Around the windmill area, while not precisely an outbuilding, is a pond. The grounds remain mostly unchanged, allowing visitors to stroll the area and view the restored windmill and the brick barn that was used as a gymnasium after 1930. The 50 by 80 ft (15 by 24 m) building was built as a carriage house by Oughton in 1896, and used to house horses and cattle. From 1930 to 1965 the building was used as a recreation facility for the patients at the Keeley Institute. In 1989 the Oughton family donated the structure to the Prairie Creek Library District and it has since become the home of the Prairie Creek Public Library.

==Significance==
The London Morning News remarked in 1892, "Dwight, Illinois is a small place. Remove Dr. Keeley from Dwight and it would be but a pin mark on the state map." The founding of the Keeley Institute in 1879 by Dr. Leslie Keeley and his associates John R. Oughton and Curtis Judd had great influence on the development of the village of Dwight. The Lodge, first as Oughton's home and then as the focal point of the internationally known institute has always been one of the most visible reminders in Dwight of the Keeley Institute. The Keeley Institute solidified its place in American culture throughout its period of prominence as several generations of Americans joked about people, especially the rich and famous, who were "taking the Keeley Cure" or had "gone to Dwight."
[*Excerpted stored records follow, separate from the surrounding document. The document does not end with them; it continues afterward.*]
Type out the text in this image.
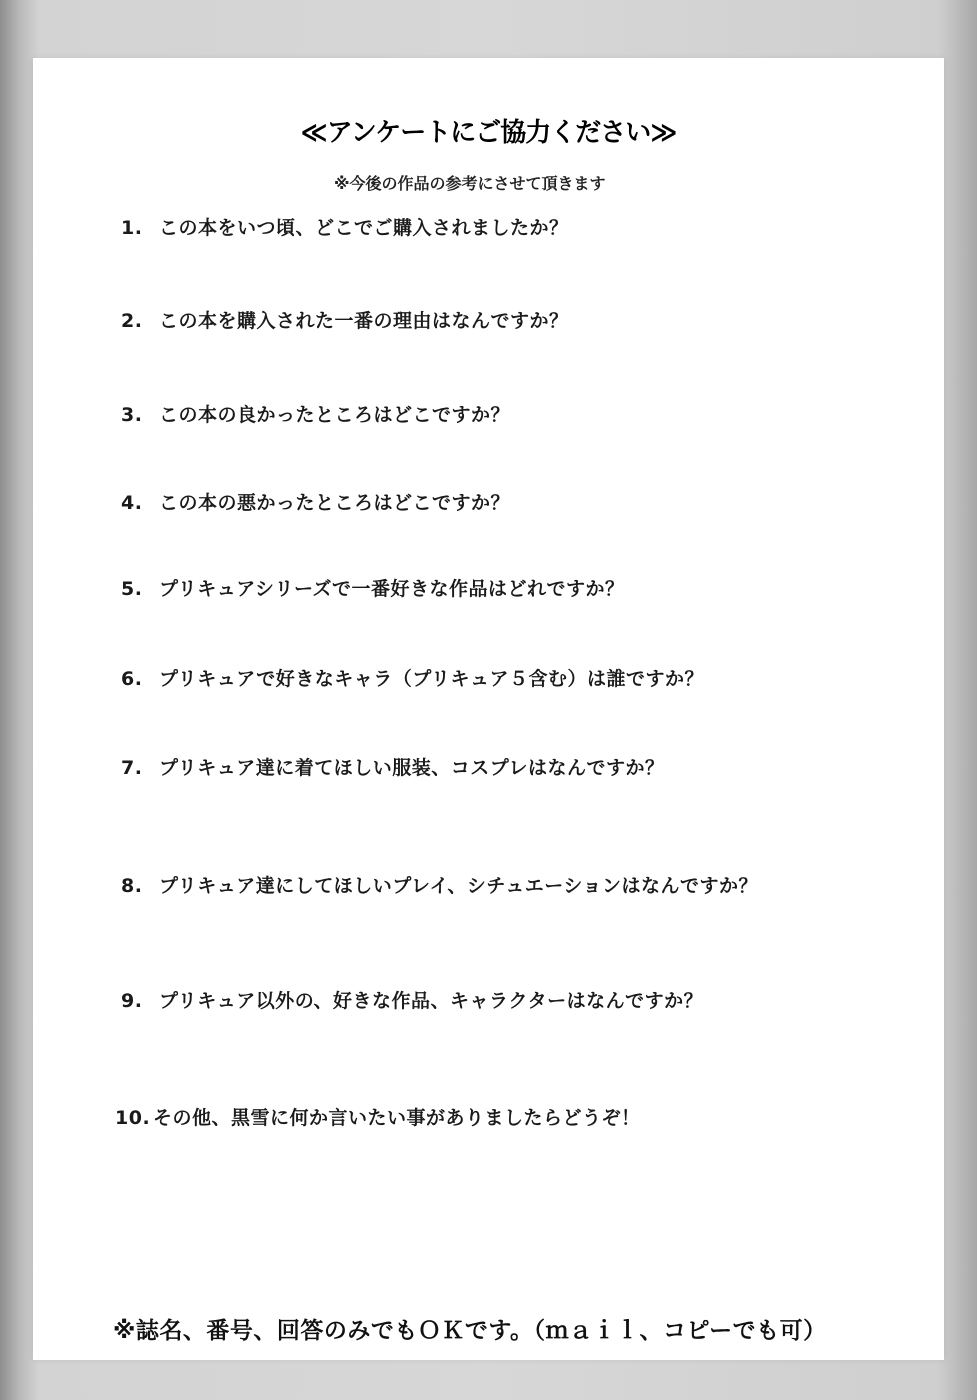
≪アンケートにご協力ください≫
※今後の作品の参考にさせて頂きます
1. この本をいつ頃、どこでご購入されましたか？
2. この本を購入された一番の理由はなんですか？
3. この本の良かったところはどこですか？
4. この本の悪かったところはどこですか？
5. プリキュアシリーズで一番好きな作品はどれですか？
6. プリキュアで好きなキャラ（プリキュア５含む）は誰ですか？
7. プリキュア達に着てほしい服装、コスプレはなんですか？
8. プリキュア達にしてほしいプレイ、シチュエーションはなんですか？
9. プリキュア以外の、好きな作品、キャラクターはなんですか？
10. その他、黒雪に何か言いたい事がありましたらどうぞ！
※誌名、番号、回答のみでもＯＫです。（ｍａｉｌ、コピーでも可）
The Oughton House and the surrounding grounds are the only publicly accessible Keeley associated properties remaining in Dwight. Others, such as the Livingston Hotel and the Keeley Building, the latter directly across the street from The Lodge, are privately owned and inaccessible. The John R. Oughton House was listed on the U.S. National Register of Historic Places on September 23, 1980, in part, for its association with the Keeley Institute and its founders.